If you think things are going great, why bother to change? Early, rapid success is a good thing, but not if it leads to neglect of the competition or ignoring changing market needs. Overconfident companies may avoid developing new products for fear that they will reduce sales of existing products—and because sales management says that no new products are needed. This is a recipe for going out of business. The solution? Stay paranoid! Perpetual paranoia needs to dominate a business as it runs harder and harder to gain its market position. MISTAKE 5: Failing to Anticipate Industry Developments. A business cannot escape the impact the environment or historical trends. But what it can do is develop contingency plans early enough that the future of the business is not at risk. Examples of these trends include the commoditization of products over time, the consolidation of vendors and customers, the growing importance of industry product and service standards and, of course, the impact of new technologies that may be nascent when the venture is launched but could become giant factors faster than anticipated.
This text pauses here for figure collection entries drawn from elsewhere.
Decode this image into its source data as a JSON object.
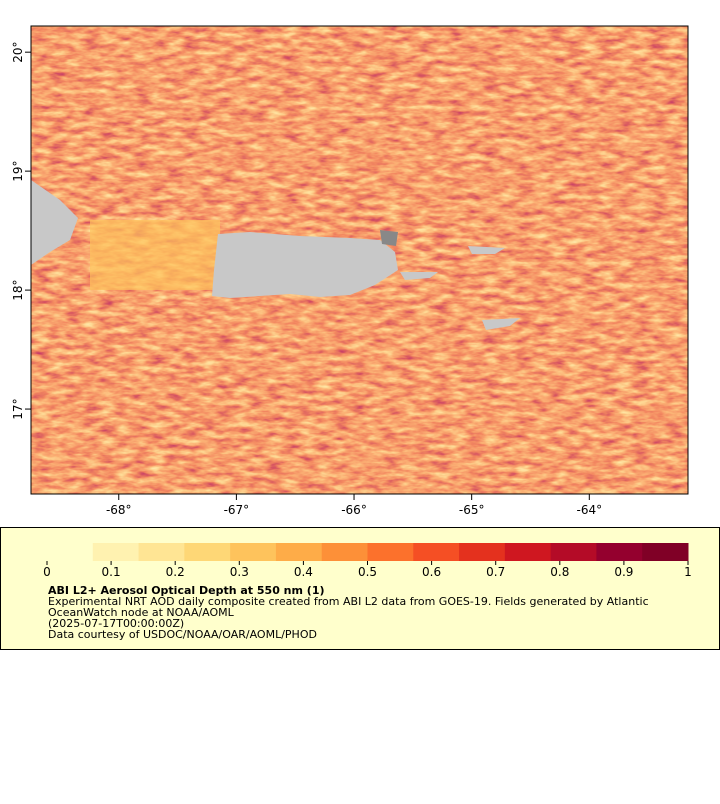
{
  "map": {
    "xlim": [
      -68.746,
      -63.161
    ],
    "ylim": [
      16.286,
      20.22
    ],
    "xticks": [
      {
        "value": -68,
        "label": "-68°"
      },
      {
        "value": -67,
        "label": "-67°"
      },
      {
        "value": -66,
        "label": "-66°"
      },
      {
        "value": -65,
        "label": "-65°"
      },
      {
        "value": -64,
        "label": "-64°"
      }
    ],
    "yticks": [
      {
        "value": 17,
        "label": "17°"
      },
      {
        "value": 18,
        "label": "18°"
      },
      {
        "value": 19,
        "label": "19°"
      },
      {
        "value": 20,
        "label": "20°"
      }
    ]
  },
  "colorbar": {
    "lim": [
      0,
      1
    ],
    "ticks": [
      0,
      0.1,
      0.2,
      0.3,
      0.4,
      0.5,
      0.6,
      0.7,
      0.8,
      0.9,
      1
    ],
    "colors": [
      "#ffffcc",
      "#fff2b0",
      "#ffe594",
      "#fed776",
      "#fec35c",
      "#feac48",
      "#fd9038",
      "#fc712c",
      "#f54f24",
      "#e4311e",
      "#cf1720",
      "#b40b27",
      "#94002e",
      "#800026"
    ]
  },
  "caption": {
    "title": "ABI L2+ Aerosol Optical Depth at 550 nm (1)",
    "line1": "Experimental NRT AOD daily composite created from ABI L2 data from GOES-19. Fields generated by Atlantic",
    "line2": "OceanWatch node at NOAA/AOML",
    "line3": "(2025-07-17T00:00:00Z)",
    "line4": "Data courtesy of USDOC/NOAA/OAR/AOML/PHOD"
  }
}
Products Become Commodities Creating Intense Price Pressure | Businesses often assume that product cost reductions are predictable and will protect the company against aggressive competitors. But what happens when cost reductions don't materialize or competitors emerge with lower-cost factories or sponsors (such as governmental agencies) willing to subsidize loss-making factories?
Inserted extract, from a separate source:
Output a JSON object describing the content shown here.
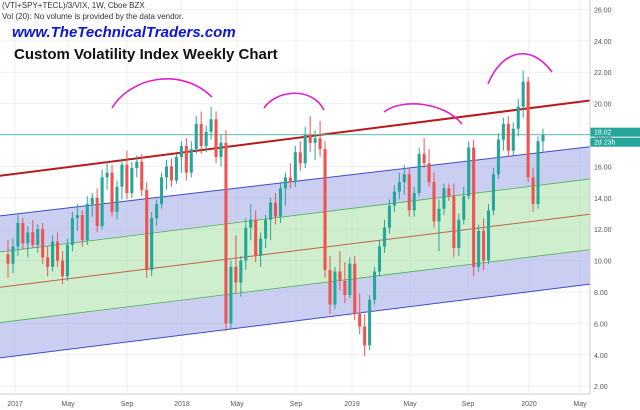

Rapid Industry Consolidation Threatens Niche Companies | The history of technology companies is that of relentless consolidation, driven by the high cost of developing new products of ever greater sophistication along with the need for broad marketing. You must grow with the market opportunity that was the basis of your venture. Some companies fail to understand the market dynamics and end up stranded with shrinking revenues when more aggressive competitors copy their original value proposition but do it more cheaply and perhaps better.
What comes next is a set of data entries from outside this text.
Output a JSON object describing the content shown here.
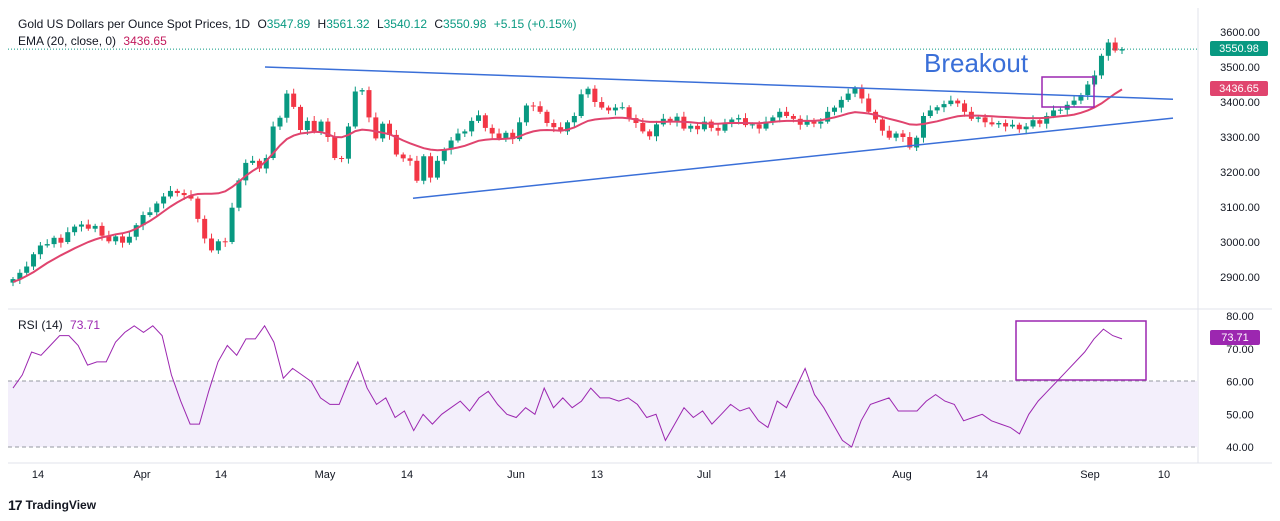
{
  "header": {
    "symbol": "Gold US Dollars per Ounce Spot Prices, 1D",
    "o_label": "O",
    "o_value": "3547.89",
    "h_label": "H",
    "h_value": "3561.32",
    "l_label": "L",
    "l_value": "3540.12",
    "c_label": "C",
    "c_value": "3550.98",
    "change": "+5.15 (+0.15%)",
    "ema_label": "EMA (20, close, 0)",
    "ema_value": "3436.65",
    "rsi_label": "RSI (14)",
    "rsi_value": "73.71"
  },
  "branding": {
    "logo": "17",
    "name": "TradingView"
  },
  "annotation": {
    "breakout": "Breakout"
  },
  "colors": {
    "up": "#089981",
    "down": "#f23645",
    "ema": "#e0446e",
    "trend": "#3a6fd8",
    "rsi": "#9c27b0",
    "box": "#9c27b0"
  },
  "chart_data": {
    "type": "candlestick",
    "price_axis": {
      "ticks": [
        "3600.00",
        "3500.00",
        "3400.00",
        "3300.00",
        "3200.00",
        "3100.00",
        "3000.00",
        "2900.00"
      ],
      "ylim": [
        2850,
        3620
      ]
    },
    "price_labels": {
      "last": "3550.98",
      "ema": "3436.65"
    },
    "x_ticks": [
      "14",
      "Apr",
      "14",
      "May",
      "14",
      "Jun",
      "13",
      "Jul",
      "14",
      "Aug",
      "14",
      "Sep",
      "10"
    ],
    "candles": [
      [
        2884,
        2894
      ],
      [
        2894,
        2912
      ],
      [
        2912,
        2930
      ],
      [
        2930,
        2965
      ],
      [
        2965,
        2990
      ],
      [
        2990,
        2994
      ],
      [
        2994,
        3012
      ],
      [
        3012,
        2998
      ],
      [
        3000,
        3028
      ],
      [
        3028,
        3044
      ],
      [
        3044,
        3050
      ],
      [
        3050,
        3038
      ],
      [
        3038,
        3046
      ],
      [
        3046,
        3018
      ],
      [
        3018,
        3002
      ],
      [
        3002,
        3016
      ],
      [
        3016,
        2998
      ],
      [
        2998,
        3015
      ],
      [
        3015,
        3048
      ],
      [
        3048,
        3077
      ],
      [
        3077,
        3085
      ],
      [
        3085,
        3110
      ],
      [
        3110,
        3130
      ],
      [
        3130,
        3146
      ],
      [
        3146,
        3140
      ],
      [
        3140,
        3134
      ],
      [
        3134,
        3124
      ],
      [
        3124,
        3066
      ],
      [
        3066,
        3010
      ],
      [
        3010,
        2976
      ],
      [
        2976,
        3002
      ],
      [
        3002,
        3000
      ],
      [
        3000,
        3098
      ],
      [
        3098,
        3176
      ],
      [
        3176,
        3226
      ],
      [
        3226,
        3232
      ],
      [
        3232,
        3210
      ],
      [
        3210,
        3240
      ],
      [
        3240,
        3330
      ],
      [
        3330,
        3355
      ],
      [
        3355,
        3424
      ],
      [
        3424,
        3386
      ],
      [
        3386,
        3320
      ],
      [
        3320,
        3346
      ],
      [
        3346,
        3316
      ],
      [
        3316,
        3344
      ],
      [
        3344,
        3300
      ],
      [
        3300,
        3240
      ],
      [
        3240,
        3238
      ],
      [
        3238,
        3330
      ],
      [
        3330,
        3430
      ],
      [
        3430,
        3434
      ],
      [
        3434,
        3356
      ],
      [
        3356,
        3296
      ],
      [
        3296,
        3338
      ],
      [
        3338,
        3306
      ],
      [
        3306,
        3250
      ],
      [
        3250,
        3239
      ],
      [
        3239,
        3232
      ],
      [
        3232,
        3175
      ],
      [
        3175,
        3245
      ],
      [
        3245,
        3184
      ],
      [
        3184,
        3232
      ],
      [
        3232,
        3264
      ],
      [
        3264,
        3290
      ],
      [
        3290,
        3310
      ],
      [
        3310,
        3316
      ],
      [
        3316,
        3346
      ],
      [
        3346,
        3362
      ],
      [
        3362,
        3326
      ],
      [
        3326,
        3310
      ],
      [
        3310,
        3296
      ],
      [
        3296,
        3312
      ],
      [
        3312,
        3294
      ],
      [
        3294,
        3342
      ],
      [
        3342,
        3390
      ],
      [
        3390,
        3388
      ],
      [
        3388,
        3372
      ],
      [
        3372,
        3340
      ],
      [
        3340,
        3328
      ],
      [
        3328,
        3316
      ],
      [
        3316,
        3342
      ],
      [
        3342,
        3360
      ],
      [
        3360,
        3422
      ],
      [
        3422,
        3438
      ],
      [
        3438,
        3400
      ],
      [
        3400,
        3384
      ],
      [
        3384,
        3376
      ],
      [
        3376,
        3384
      ],
      [
        3384,
        3385
      ],
      [
        3385,
        3354
      ],
      [
        3354,
        3340
      ],
      [
        3340,
        3316
      ],
      [
        3316,
        3302
      ],
      [
        3302,
        3336
      ],
      [
        3336,
        3352
      ],
      [
        3352,
        3344
      ],
      [
        3344,
        3358
      ],
      [
        3358,
        3324
      ],
      [
        3324,
        3332
      ],
      [
        3332,
        3322
      ],
      [
        3322,
        3344
      ],
      [
        3344,
        3326
      ],
      [
        3326,
        3318
      ],
      [
        3318,
        3338
      ],
      [
        3338,
        3350
      ],
      [
        3350,
        3354
      ],
      [
        3354,
        3334
      ],
      [
        3334,
        3336
      ],
      [
        3336,
        3324
      ],
      [
        3324,
        3344
      ],
      [
        3344,
        3356
      ],
      [
        3356,
        3372
      ],
      [
        3372,
        3360
      ],
      [
        3360,
        3352
      ],
      [
        3352,
        3335
      ],
      [
        3335,
        3348
      ],
      [
        3348,
        3338
      ],
      [
        3338,
        3344
      ],
      [
        3344,
        3372
      ],
      [
        3372,
        3384
      ],
      [
        3384,
        3406
      ],
      [
        3406,
        3424
      ],
      [
        3424,
        3440
      ],
      [
        3440,
        3410
      ],
      [
        3410,
        3372
      ],
      [
        3372,
        3350
      ],
      [
        3350,
        3318
      ],
      [
        3318,
        3298
      ],
      [
        3298,
        3310
      ],
      [
        3310,
        3300
      ],
      [
        3300,
        3270
      ],
      [
        3270,
        3298
      ],
      [
        3298,
        3360
      ],
      [
        3360,
        3376
      ],
      [
        3376,
        3385
      ],
      [
        3385,
        3394
      ],
      [
        3394,
        3404
      ],
      [
        3404,
        3396
      ],
      [
        3396,
        3372
      ],
      [
        3372,
        3352
      ],
      [
        3352,
        3356
      ],
      [
        3356,
        3342
      ],
      [
        3342,
        3336
      ],
      [
        3336,
        3340
      ],
      [
        3340,
        3330
      ],
      [
        3330,
        3335
      ],
      [
        3335,
        3322
      ],
      [
        3322,
        3330
      ],
      [
        3330,
        3348
      ],
      [
        3348,
        3338
      ],
      [
        3338,
        3360
      ],
      [
        3360,
        3376
      ],
      [
        3376,
        3378
      ],
      [
        3378,
        3392
      ],
      [
        3392,
        3404
      ],
      [
        3404,
        3420
      ],
      [
        3420,
        3450
      ],
      [
        3450,
        3476
      ],
      [
        3476,
        3532
      ],
      [
        3532,
        3570
      ],
      [
        3570,
        3547
      ],
      [
        3547,
        3551
      ]
    ],
    "ema": [
      2886,
      2893,
      2903,
      2914,
      2927,
      2940,
      2951,
      2962,
      2972,
      2982,
      2991,
      3000,
      3007,
      3013,
      3017,
      3022,
      3025,
      3030,
      3038,
      3049,
      3060,
      3073,
      3087,
      3101,
      3113,
      3124,
      3133,
      3137,
      3138,
      3138,
      3139,
      3145,
      3157,
      3172,
      3189,
      3203,
      3215,
      3232,
      3253,
      3276,
      3294,
      3304,
      3310,
      3312,
      3315,
      3314,
      3308,
      3300,
      3299,
      3306,
      3317,
      3321,
      3319,
      3316,
      3312,
      3308,
      3299,
      3290,
      3282,
      3275,
      3268,
      3264,
      3262,
      3263,
      3266,
      3270,
      3275,
      3282,
      3289,
      3292,
      3294,
      3294,
      3295,
      3297,
      3302,
      3310,
      3316,
      3319,
      3320,
      3319,
      3318,
      3321,
      3327,
      3337,
      3346,
      3350,
      3352,
      3353,
      3355,
      3355,
      3353,
      3350,
      3345,
      3343,
      3343,
      3343,
      3344,
      3344,
      3343,
      3342,
      3340,
      3339,
      3338,
      3338,
      3339,
      3340,
      3340,
      3340,
      3339,
      3339,
      3341,
      3343,
      3345,
      3346,
      3346,
      3346,
      3346,
      3346,
      3348,
      3352,
      3356,
      3361,
      3367,
      3371,
      3369,
      3367,
      3363,
      3357,
      3352,
      3347,
      3342,
      3336,
      3335,
      3337,
      3341,
      3345,
      3350,
      3355,
      3359,
      3361,
      3361,
      3361,
      3360,
      3359,
      3358,
      3357,
      3356,
      3355,
      3354,
      3354,
      3354,
      3355,
      3357,
      3359,
      3361,
      3364,
      3369,
      3376,
      3385,
      3396,
      3410,
      3424,
      3436
    ],
    "trendlines": [
      {
        "name": "upper",
        "from": [
          0.0,
          3500
        ],
        "to": [
          1.0,
          3408
        ]
      },
      {
        "name": "lower",
        "from": [
          0.0,
          3125
        ],
        "to": [
          1.0,
          3354
        ]
      }
    ],
    "rsi": {
      "axis_ticks": [
        "80.00",
        "70.00",
        "60.00",
        "50.00",
        "40.00"
      ],
      "ylim": [
        38,
        82
      ],
      "band": [
        40,
        60
      ],
      "values": [
        58,
        62,
        69,
        68,
        71,
        74,
        74,
        71,
        65,
        66,
        66,
        72,
        75,
        77,
        75,
        77,
        74,
        62,
        54,
        47,
        47,
        57,
        66,
        71,
        68,
        73,
        73,
        77,
        72,
        61,
        64,
        62,
        60,
        55,
        53,
        53,
        60,
        66,
        58,
        53,
        55,
        49,
        51,
        45,
        50,
        47,
        50,
        52,
        54,
        51,
        55,
        57,
        53,
        50,
        49,
        52,
        50,
        58,
        52,
        55,
        52,
        54,
        58,
        55,
        55,
        54,
        55,
        53,
        49,
        50,
        42,
        47,
        52,
        49,
        51,
        47,
        50,
        53,
        51,
        52,
        48,
        46,
        54,
        52,
        58,
        64,
        56,
        52,
        47,
        42,
        40,
        48,
        53,
        54,
        55,
        51,
        51,
        51,
        54,
        56,
        54,
        53,
        48,
        49,
        50,
        48,
        47,
        46,
        44,
        50,
        54,
        57,
        60,
        63,
        66,
        69,
        73,
        76,
        74,
        73
      ],
      "label": "73.71"
    }
  }
}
Industry Standards Obsolete Products | Major changes in industry product or service standards can destroy a company. Products can be obsoleted overnight when new standards are mandated and the company does not have the time or resources to meet them. It's essential to anticipate such changes and be prepared to deal with them with adequate capital and skills.

Failure to React to New Technologies | Many businesses fail to adapt rapidly enough to new technologies. This process can be painful because new technologies can obsolete the existing product portfolio. Here is where the most brilliant and courageous management is needed. One example of a company that successfully transformed itself when faced with a fundamental technology introduction is BEA Systems. The company was originally launched to provide novel software to enable reliable computer operations networked over private corporate data networks. It was successful with this model, and even went public. But the management recognized that there was disruptive changes on the horizon. The internet was becoming critical for data communications, and they needed to transform their products. The company management acquired a start-up with the required technology, and became a leading software company offering products based on Internet communications. Oracle Corporation eventually acquired BEA for several billion dollars. Had it failed to transform itself, it would have been a niche player of limited value with poor future prospects.

Conclusion. You position yourself for success when you have skillfully avoided the five fatal mistakes. Leading a venture will constantly challenge you in unpredictable ways, but what people sometimes call good luck in building successful businesses is rather success based on a series of wise decisions, leaving room for serendipity to make its contribution. We hope this manifesto will help you make these wise decisions as well.